Выше уже было сказано, что инсургенты снова появились в Халхе в феврале месяце 1871 года. 0 намерениях их ничего не было известно до тех пор, пока у одного монгола не была найдена писанная к нему инсургентами записка, которою он приглашался прибыть в хошун Гуна-Абермит (Юго-восточный хошун саин-ноинского аймака.), где шайка намеревалась предварительно сосредоточиться, для указания ей пути в хошун Мергэн-Вана, в тушету-ханском аймаке.
После этого обстоятельства, ургинских амбаней не могли обмануть пущенные инсургентами, для скрытия истинных замыслов, ложные слухи о своем намерении вторично разграбить Улясутай. Князю Мергэн-Вану приказано было выставить войско для защиты границ своего хошуна. Приказание это было исполнено им буквально. Собрав около 700 человек (Впоследствии, когда инсургенты успели уже сделать свое дело, число солдат было увеличено до 1,800 человек.), князь Мергэн-Ван разбил их на мелкие отряды, которые расставил на пространстве всей юго-западной и отчасти южной границы своего хошуна, одного из обширнейших в тушету-ханском аймаке. Таким образом, княжество Мергэн-Вана осталось совершенно беззащитным, ибо ни один из разбросанных по границе, ничтожных по своей численности и не имевших друг с другом никакой связи, отрядов не мог оказать инсургентам даже ничтожного сопротивления.
В феврале месяце инсургенты ограничились мелкими грабежами в южных хошунах аймака Дзасакту-Хана, и только в мае [176] шайка, человек в 500, сосредоточилась в хошуне Гуна-Абермит и через хошун Гуна-Болдирдорчжи (Юго-западный хошун в тушету-ханском аймаке.) направилась в княжество Мергэн-Вана. По пути инсургенты грабили все, что попадалось им под руку и уводили с собою захваченных в плен монголов. Впрочем, некоторые из сих последних, хотя и весьма не многие, присоединялись к ним добровольно, в надежде на участие в добыче. Отрядец мергэн-ванских солдат, встреченный на границе княжества, как и следовало ожидать, был истреблен. Большая половина мергэн-ванова хошуна, несколько богатых кумирень и самое стойбище князя были беспрепятственно разграблены.
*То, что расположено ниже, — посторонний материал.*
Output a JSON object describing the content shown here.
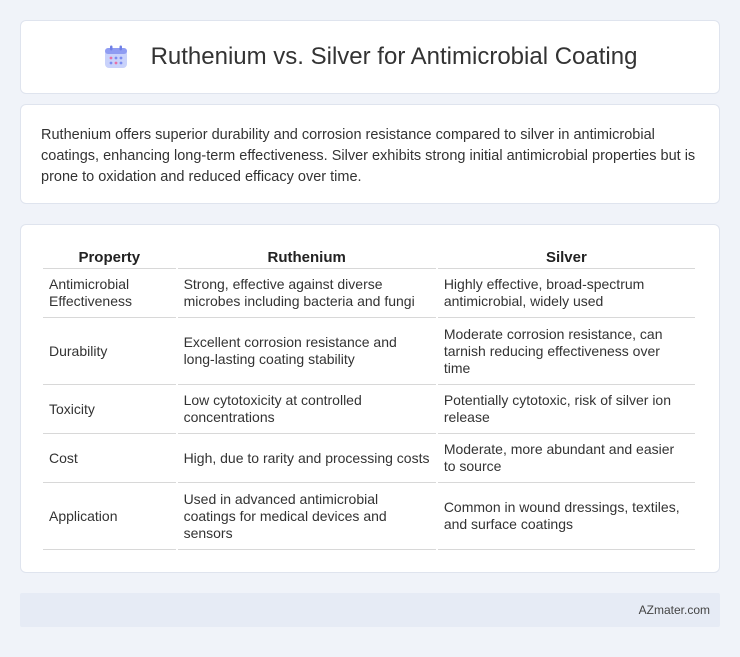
{
  "header": {
    "icon": "calendar-icon",
    "title": "Ruthenium vs. Silver for Antimicrobial Coating"
  },
  "intro": {
    "text": "Ruthenium offers superior durability and corrosion resistance compared to silver in antimicrobial coatings, enhancing long-term effectiveness. Silver exhibits strong initial antimicrobial properties but is prone to oxidation and reduced efficacy over time."
  },
  "table": {
    "headers": [
      "Property",
      "Ruthenium",
      "Silver"
    ],
    "rows": [
      [
        "Antimicrobial Effectiveness",
        "Strong, effective against diverse microbes including bacteria and fungi",
        "Highly effective, broad-spectrum antimicrobial, widely used"
      ],
      [
        "Durability",
        "Excellent corrosion resistance and long-lasting coating stability",
        "Moderate corrosion resistance, can tarnish reducing effectiveness over time"
      ],
      [
        "Toxicity",
        "Low cytotoxicity at controlled concentrations",
        "Potentially cytotoxic, risk of silver ion release"
      ],
      [
        "Cost",
        "High, due to rarity and processing costs",
        "Moderate, more abundant and easier to source"
      ],
      [
        "Application",
        "Used in advanced antimicrobial coatings for medical devices and sensors",
        "Common in wound dressings, textiles, and surface coatings"
      ]
    ]
  },
  "footer": {
    "brand": "AZmater.com"
  },
  "colors": {
    "background": "#f0f3f9",
    "card": "#ffffff",
    "footer": "#e6ebf5",
    "icon_accent": "#7b8cf0"
  }
}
Князь бежал на восток, а за ним кто мог из жителей, со скотом и другим имуществом, которое только можно было захватить с собою.
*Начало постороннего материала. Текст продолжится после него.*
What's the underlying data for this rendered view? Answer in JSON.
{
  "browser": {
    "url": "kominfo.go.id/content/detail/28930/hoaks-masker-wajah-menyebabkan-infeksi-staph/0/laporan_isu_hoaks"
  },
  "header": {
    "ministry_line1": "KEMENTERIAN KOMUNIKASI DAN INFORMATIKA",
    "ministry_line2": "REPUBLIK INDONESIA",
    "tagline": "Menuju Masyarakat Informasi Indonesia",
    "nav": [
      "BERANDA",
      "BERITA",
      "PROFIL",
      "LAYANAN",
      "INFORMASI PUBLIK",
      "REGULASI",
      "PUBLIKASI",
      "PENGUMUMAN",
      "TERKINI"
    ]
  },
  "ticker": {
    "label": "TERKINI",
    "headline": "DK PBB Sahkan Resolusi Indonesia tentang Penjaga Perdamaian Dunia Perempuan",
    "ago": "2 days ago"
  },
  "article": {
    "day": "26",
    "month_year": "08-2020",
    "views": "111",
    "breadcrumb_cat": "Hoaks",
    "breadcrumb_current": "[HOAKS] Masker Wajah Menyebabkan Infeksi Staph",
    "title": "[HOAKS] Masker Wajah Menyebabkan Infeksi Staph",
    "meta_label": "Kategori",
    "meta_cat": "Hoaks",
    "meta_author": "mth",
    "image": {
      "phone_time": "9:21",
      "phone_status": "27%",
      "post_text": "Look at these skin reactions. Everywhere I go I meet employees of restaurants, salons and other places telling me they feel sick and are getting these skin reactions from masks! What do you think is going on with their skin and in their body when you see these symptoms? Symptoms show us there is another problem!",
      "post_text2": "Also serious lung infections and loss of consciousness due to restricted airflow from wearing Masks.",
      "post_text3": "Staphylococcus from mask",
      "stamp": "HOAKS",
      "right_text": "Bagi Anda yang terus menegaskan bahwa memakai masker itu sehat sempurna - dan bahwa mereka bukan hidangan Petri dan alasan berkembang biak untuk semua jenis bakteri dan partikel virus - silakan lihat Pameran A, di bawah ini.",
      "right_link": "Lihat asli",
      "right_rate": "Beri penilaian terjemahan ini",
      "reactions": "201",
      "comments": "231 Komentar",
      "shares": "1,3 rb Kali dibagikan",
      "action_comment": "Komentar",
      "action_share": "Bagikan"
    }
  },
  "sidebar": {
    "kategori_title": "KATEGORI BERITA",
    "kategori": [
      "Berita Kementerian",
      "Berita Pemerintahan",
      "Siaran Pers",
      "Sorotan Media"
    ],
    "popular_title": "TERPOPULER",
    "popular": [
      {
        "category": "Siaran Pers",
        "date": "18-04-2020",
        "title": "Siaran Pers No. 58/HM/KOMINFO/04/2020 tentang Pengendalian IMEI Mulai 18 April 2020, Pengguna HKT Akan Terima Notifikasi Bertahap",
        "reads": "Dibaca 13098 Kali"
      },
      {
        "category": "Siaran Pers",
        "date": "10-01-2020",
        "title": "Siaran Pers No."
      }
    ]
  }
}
Из Урги был выслан отряд монгольских солдат, в числе около 700 человек, с целью пресечь инсургентам путь дальше на восток. Но пока этот отряд успел прибыть в княжество Мергэн-Вана, инсургенты, обремененные богатой добычей, повернули назад и двинулись на юго-запад, по направлению к большому харчинскому тракту, причем, вероятно для удобнейшего прокормления награбленного скота, разделились на две партии. Одна из них на границе мергэн-ванова хошуна была встречена и разбита двумя незначительными отрядами монгольского войска, которые до сего времени были расположены в юго-восточном углу саин-ноинского аймака.
С этого времени кончаются успехи инсургентов. Монгольское войско успело побороть в себе прежнее чувство страха, когда, присмотревшись к ним поближе, убедилось, что это сброд разной сволочи, живущей грабежом, не имеющей ни прочной организации, ни мало-мальски удовлетворительного вооружения, ни благоразумия и храбрости в действиях.